Bagnolet tira encore son sabre et lui dit: «Je désire, s'il est possible, que tu nous amènes la princesse qui a pris la giberne.—Mon maître, elle sera ici à minuit avec la giberne.» Quand elle arriva, ils lui reprirent la giberne, la maltraitèrent, lui cassèrent les reins et la renvoyèrent. Le roi, encore plus furieux, dit à sa plus jeune fille: «Je pense, ma fille, que tu vas avoir le même sort que tes sœurs; mais il faudra marquer de noir la porte de la maison où l'on te conduira.»
Le lendemain, Bagnolet dit au sabre: «Je désire que tu fasses venir la princesse qui a pris le manteau.—Mon maître, elle sera ici à minuit avec le manteau. Son père lui a recommandé de marquer de noir la porte de la maison où on la conduirait; mais j'irai marquer toutes les maisons du quartier, et l'on ne pourra rien reconnaître.» A minuit, la princesse se trouva au château; les trois frères lui reprirent le manteau, la maltraitèrent encore plus que les autres, parce qu'elle était la plus méchante, lui cassèrent les reins et la renvoyèrent chez son père, qui ne se sentit plus de fureur. Puis ils dépêchèrent au roi un ambassadeur pour lui déclarer la guerre.
Le roi fit marcher contre eux une grande armée. Les trois frères étaient seuls de leur côté. «C'est vous qui êtes le plus âgé,» dirent-ils au roi, «rangez vos hommes le premier.» Ensuite Plume-en-Patte ouvrit sa giberne et en fit sortir un grand nombre d'hommes armés. Les soldats d'Angleterre eurent beau tirer; les hommes de Plume-en-Patte étaient ainsi faits qu'ils ne pouvaient être tués. Le roi d'Angleterre perdit toute son armée et s'enfuit. Les trois frères allèrent piller son château, puis ils allumèrent un grand feu et y jetèrent la reine et ses trois filles.
Ils retournèrent ensuite en France, mais ils furent arrêtés comme déserteurs et on les mit en prison.
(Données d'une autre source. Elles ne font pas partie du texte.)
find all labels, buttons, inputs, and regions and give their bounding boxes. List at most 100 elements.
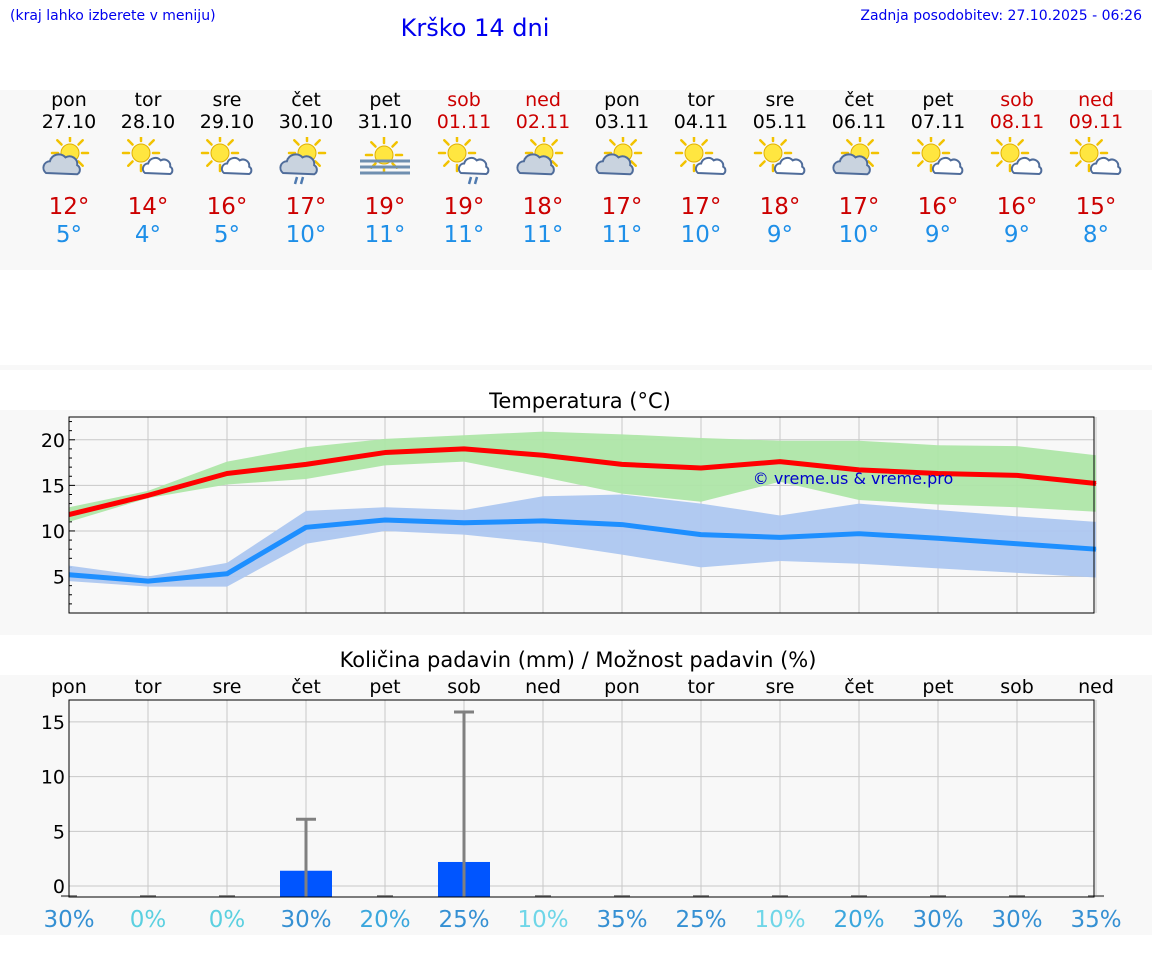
max-temp-point: [858, 469, 860, 471]
min-temp-point: [384, 519, 386, 521]
x-day-label: sob: [447, 676, 481, 698]
precip-probability: 20%: [359, 907, 410, 933]
chart-title: Količina padavin (mm) / Možnost padavin …: [340, 648, 817, 672]
precip-probability: 25%: [438, 907, 489, 933]
temperature-chart: Temperatura (°C) 5 10 15 20 © vreme.us & vrem…: [41, 389, 1097, 614]
sun-fog-icon: [360, 137, 410, 175]
min-temp-point: [542, 520, 544, 522]
max-temp: 18°: [759, 194, 801, 220]
max-temp: 15°: [1075, 194, 1117, 220]
partly-cloudy-icon: [595, 137, 643, 176]
max-temp-range-band: [69, 431, 1096, 522]
day-name: ned: [1078, 89, 1114, 111]
min-temp-point: [700, 534, 702, 536]
plot-frame: [68, 416, 1095, 614]
min-temp: 5°: [55, 222, 83, 248]
x-day-label: sob: [1000, 676, 1034, 698]
min-temp-point: [937, 537, 939, 539]
y-tick-label: 10: [41, 521, 65, 543]
day-date: 31.10: [357, 111, 413, 133]
max-temp-point: [226, 473, 228, 475]
x-day-label: ned: [1078, 676, 1114, 698]
y-tick-label: 15: [41, 475, 65, 497]
precip-probability: 35%: [596, 907, 647, 933]
max-temp: 17°: [285, 194, 327, 220]
day-name: čet: [291, 89, 321, 111]
plot-area: [69, 700, 1094, 897]
precip-probability: 10%: [754, 907, 805, 933]
day-name: čet: [844, 89, 874, 111]
day-date: 04.11: [673, 111, 729, 133]
max-temp-point: [384, 452, 386, 454]
max-temp: 18°: [522, 194, 564, 220]
forecast-day: sre 05.11 18° 9°: [740, 89, 820, 249]
day-name: pon: [51, 89, 87, 111]
max-temp-point: [1095, 483, 1097, 485]
max-temp: 16°: [917, 194, 959, 220]
day-date: 28.10: [120, 111, 176, 133]
min-temp-point: [779, 536, 781, 538]
sun-cloud-icon: [753, 137, 806, 176]
sun-cloud-rain-icon: [437, 137, 490, 185]
min-temp: 9°: [1003, 222, 1031, 248]
y-tick-label: 5: [53, 567, 65, 589]
day-date: 06.11: [831, 111, 887, 133]
max-temp: 17°: [601, 194, 643, 220]
forecast-day: ned 09.11 15° 8°: [1056, 89, 1136, 249]
day-date: 08.11: [989, 111, 1045, 133]
min-temp-point: [305, 526, 307, 528]
x-day-label: čet: [844, 676, 874, 698]
partly-cloudy-icon: [42, 137, 90, 176]
partly-cloudy-icon: [832, 137, 880, 176]
forecast-day: ned 02.11 18° 11°: [503, 89, 583, 249]
forecast-day: pon 03.11 17° 11°: [582, 89, 662, 249]
max-temp: 14°: [127, 194, 169, 220]
day-name: pet: [922, 89, 954, 111]
max-temp-point: [700, 467, 702, 469]
max-temp: 16°: [996, 194, 1038, 220]
y-tick-label: 15: [41, 712, 65, 734]
day-name: tor: [687, 89, 715, 111]
min-temp: 9°: [766, 222, 794, 248]
forecast-day: tor 28.10 14° 4°: [108, 89, 188, 249]
forecast-day: pet 31.10 19° 11°: [345, 89, 425, 249]
day-name: pet: [369, 89, 401, 111]
max-temp: 12°: [48, 194, 90, 220]
max-temp: 19°: [443, 194, 485, 220]
y-tick-label: 0: [53, 876, 65, 898]
y-tick-label: 10: [41, 767, 65, 789]
day-name: sre: [212, 89, 242, 111]
forecast-day: sob 08.11 16° 9°: [977, 89, 1057, 249]
min-temp: 11°: [601, 222, 643, 248]
sun-cloud-icon: [990, 137, 1043, 176]
min-temp-point: [226, 573, 228, 575]
precip-probability: 30%: [912, 907, 963, 933]
sun-cloud-icon: [911, 137, 964, 176]
min-temp: 10°: [680, 222, 722, 248]
precip-probability: 20%: [833, 907, 884, 933]
sun-cloud-icon: [1069, 137, 1122, 176]
precip-probability: 30%: [43, 907, 94, 933]
min-temp-point: [1095, 548, 1097, 550]
forecast-strip: [0, 90, 1152, 270]
min-temp-point: [621, 524, 623, 526]
watermark: © vreme.us & vreme.pro: [753, 469, 954, 488]
min-temp: 10°: [285, 222, 327, 248]
day-date: 07.11: [910, 111, 966, 133]
day-date: 27.10: [41, 111, 97, 133]
min-temp: 5°: [213, 222, 241, 248]
x-day-label: pet: [369, 676, 400, 698]
precipitation-chart: Količina padavin (mm) / Možnost padavin …: [41, 648, 1122, 933]
precip-probability: 0%: [209, 907, 246, 933]
x-day-label: čet: [291, 676, 321, 698]
x-day-label: ned: [525, 676, 561, 698]
day-date: 01.11: [436, 111, 492, 133]
day-date: 05.11: [752, 111, 808, 133]
x-day-label: pon: [604, 676, 640, 698]
location-menu-hint[interactable]: (kraj lahko izberete v meniju): [10, 8, 216, 24]
x-day-label: tor: [688, 676, 715, 698]
sun-cloud-icon: [200, 137, 253, 176]
min-temp-point: [147, 580, 149, 582]
forecast-day: čet 30.10 17° 10°: [266, 89, 346, 249]
min-temp: 11°: [522, 222, 564, 248]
Bagnolet tira son sabre: «Mon maître, qu'y a-t-il pour votre service?—Je voudrais, s'il était possible, être transporté avec mes frères à la cour du roi de France.—Retournez-vous, vous y êtes.» Le roi de France n'avait qu'une fille; ils la demandèrent en mariage. «Je ne donne pas ma fille à des capitaines,» leur dit le roi; «mais dans deux ou trois mois chacun de vous peut être maréchal, et celui qui se sera le plus distingué aura ma fille.» Les trois frères lui dirent alors qu'ils avaient des dons, et lui parlèrent de la bourse, de la giberne, du sabre et du manteau. Au bout de deux mois, Plume-en-Patte, celui qui avait la giberne, devint maréchal et épousa la princesse; ses frères se marièrent le même jour. Le roi d'Angleterre se trouvait aux noces; il se dit que les mariés ressemblaient fort aux trois frères qui lui avaient fait tant de mal, mais il ne les reconnut point.
Moi, j'étais de faction à la porte de la princesse, comptant les clous pour passer le temps. Je m'y suis ennuyé, et je suis revenu.